Senate wrangling over judicial appointments has stirred the ire of some
members of the Supreme Court, including Justice Anthony Kennedy, who
issued a warning to Members of Congress who have obstructed the
appointment of federal judges.
“I think it’s time for the parties to come together,” Kennedy said in a
speech last month at University of Virginia Law School.
He added that Republicans and Democrats “had better start thinking about
the dangers to judicial independence from insisting on certain political
views.”
Nonetheless, most in the legal community believe that short of receiving
a recess appointment by the president, any Supreme Court nominee could
encounter similar difficulties and that could leave the fate of soft
money and issue ads up to an eight-member court.
If eight Supreme Court justices were to end up deadlocked 4-4 on
campaign finance issues, last week’s controversial lower court decision,
which struck some provisions in the soft-money ban and altered how issue
ads are regulated, would become the rule of the land for the foreseeable
future.
One D.C.-based GOP attorney who is also involved in the case said there
is a “real likelihood” that any Bush nominee to the Supreme Court could
face a long and sticky confirmation process given the current state of
regard to judicial nominees.
“But I would be surprised if Justice Rehnquist or anyone else retires
before September or October, when this is likely to be heard or decided
by year-end,” the lawyer continued. “In other words, a retirement could
come but not be effective until a later date — and this case would be
done by then, I presume.”
Several sources noted that the Supreme Court — which has not yet
established a calendar for proceedings in the case — has given signals
that it could choose to address the campaign finance case in a more
expeditious manner, if parties in the case simply make that request.
Indeed, a quick hearing of the case would eliminate worries about
potential retirements, but with each passing day that scenario appears
less likely and many attorneys involved in the case said they are
resigned to the fact that the case won’t be taken up until the next term.
As reporter Tony Mauro recently wrote for American Lawyer Media, June is
a “crunch time for the justices, with complex decisions pending on
issues including gay rights and affirmative action,” not to mention the
fact that most of the justices have travel plans already in place.
Rehnquist and Kennedy are both headed to Austria in early July to teach
law school classes.
Sen.
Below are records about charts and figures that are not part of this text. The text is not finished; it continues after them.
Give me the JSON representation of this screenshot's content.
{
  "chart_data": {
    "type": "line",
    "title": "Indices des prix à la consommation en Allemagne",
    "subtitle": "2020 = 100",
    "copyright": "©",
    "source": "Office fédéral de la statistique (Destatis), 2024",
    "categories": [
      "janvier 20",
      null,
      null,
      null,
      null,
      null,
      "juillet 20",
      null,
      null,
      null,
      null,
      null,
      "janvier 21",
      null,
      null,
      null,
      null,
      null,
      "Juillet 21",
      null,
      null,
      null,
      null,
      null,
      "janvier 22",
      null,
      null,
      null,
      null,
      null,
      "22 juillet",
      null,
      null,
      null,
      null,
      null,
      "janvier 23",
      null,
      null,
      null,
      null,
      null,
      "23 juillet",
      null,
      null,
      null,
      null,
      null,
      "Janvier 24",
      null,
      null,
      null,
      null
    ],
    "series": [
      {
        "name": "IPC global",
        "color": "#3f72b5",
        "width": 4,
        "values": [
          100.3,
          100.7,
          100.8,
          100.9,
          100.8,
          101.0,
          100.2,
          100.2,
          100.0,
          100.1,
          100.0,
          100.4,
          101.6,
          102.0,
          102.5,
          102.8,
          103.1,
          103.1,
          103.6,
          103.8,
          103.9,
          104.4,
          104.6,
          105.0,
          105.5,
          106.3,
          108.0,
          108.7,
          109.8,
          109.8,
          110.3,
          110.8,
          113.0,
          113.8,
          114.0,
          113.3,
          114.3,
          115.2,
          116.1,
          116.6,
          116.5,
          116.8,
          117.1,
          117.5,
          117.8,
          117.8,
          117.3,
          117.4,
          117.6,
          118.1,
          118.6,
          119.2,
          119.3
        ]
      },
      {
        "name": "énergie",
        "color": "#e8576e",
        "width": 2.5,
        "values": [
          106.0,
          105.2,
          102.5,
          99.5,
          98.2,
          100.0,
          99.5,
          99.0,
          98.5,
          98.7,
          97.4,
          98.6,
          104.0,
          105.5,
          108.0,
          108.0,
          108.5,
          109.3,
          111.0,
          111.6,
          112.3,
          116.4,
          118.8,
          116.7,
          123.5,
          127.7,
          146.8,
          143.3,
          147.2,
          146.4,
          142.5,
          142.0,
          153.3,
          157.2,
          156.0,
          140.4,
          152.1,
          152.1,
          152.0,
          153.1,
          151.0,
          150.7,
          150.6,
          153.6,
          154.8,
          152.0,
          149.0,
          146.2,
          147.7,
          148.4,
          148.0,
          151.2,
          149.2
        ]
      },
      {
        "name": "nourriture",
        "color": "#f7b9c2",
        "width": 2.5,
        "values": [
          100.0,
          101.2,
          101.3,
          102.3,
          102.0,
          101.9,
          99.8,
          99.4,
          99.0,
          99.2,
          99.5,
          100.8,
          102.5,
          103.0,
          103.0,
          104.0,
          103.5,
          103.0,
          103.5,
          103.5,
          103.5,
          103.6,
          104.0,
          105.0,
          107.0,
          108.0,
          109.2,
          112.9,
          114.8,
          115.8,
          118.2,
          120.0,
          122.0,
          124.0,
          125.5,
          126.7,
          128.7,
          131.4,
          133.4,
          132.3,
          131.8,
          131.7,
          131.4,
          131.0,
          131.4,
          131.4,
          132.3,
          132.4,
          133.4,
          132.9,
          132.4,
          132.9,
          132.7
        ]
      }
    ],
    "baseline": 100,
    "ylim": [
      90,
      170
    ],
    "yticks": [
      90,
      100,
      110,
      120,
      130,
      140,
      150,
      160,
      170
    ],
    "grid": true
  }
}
Mitch McConnell (R-Ky.), the lead plaintiff in the effort to have
the law struck down, declined to make any educated guesses about the
makeup of the court or how it might rule.
“It’s not possible to ascertain what the outcome of the case will be
under the current court,” said McConnell.
In terms of a reconfigured court,
McConnell said “there are so many variables, it’s impossible to ascertain.”
In other developments in the court case this week, the National Rifle
Association filed a motion for a stay of the three-judge district court
panel’s decision as it relates to issue advocacy.
Stating the the court’s modification of Title II’s definition of
electioneering communications “immediately threatens the NRA’s speech in
support of gun legislation now pending in Congress,” the filing asks the
court to set aside the court’s finding and instead restore Congress’
definition of electioneering communication, which relies on defining
election activity within 30- and 60-day windows.
The Republican National Committee and the AFL-CIO also filed their
notices of appeal in the case Wednesday.
Paul Kane contributed to this report.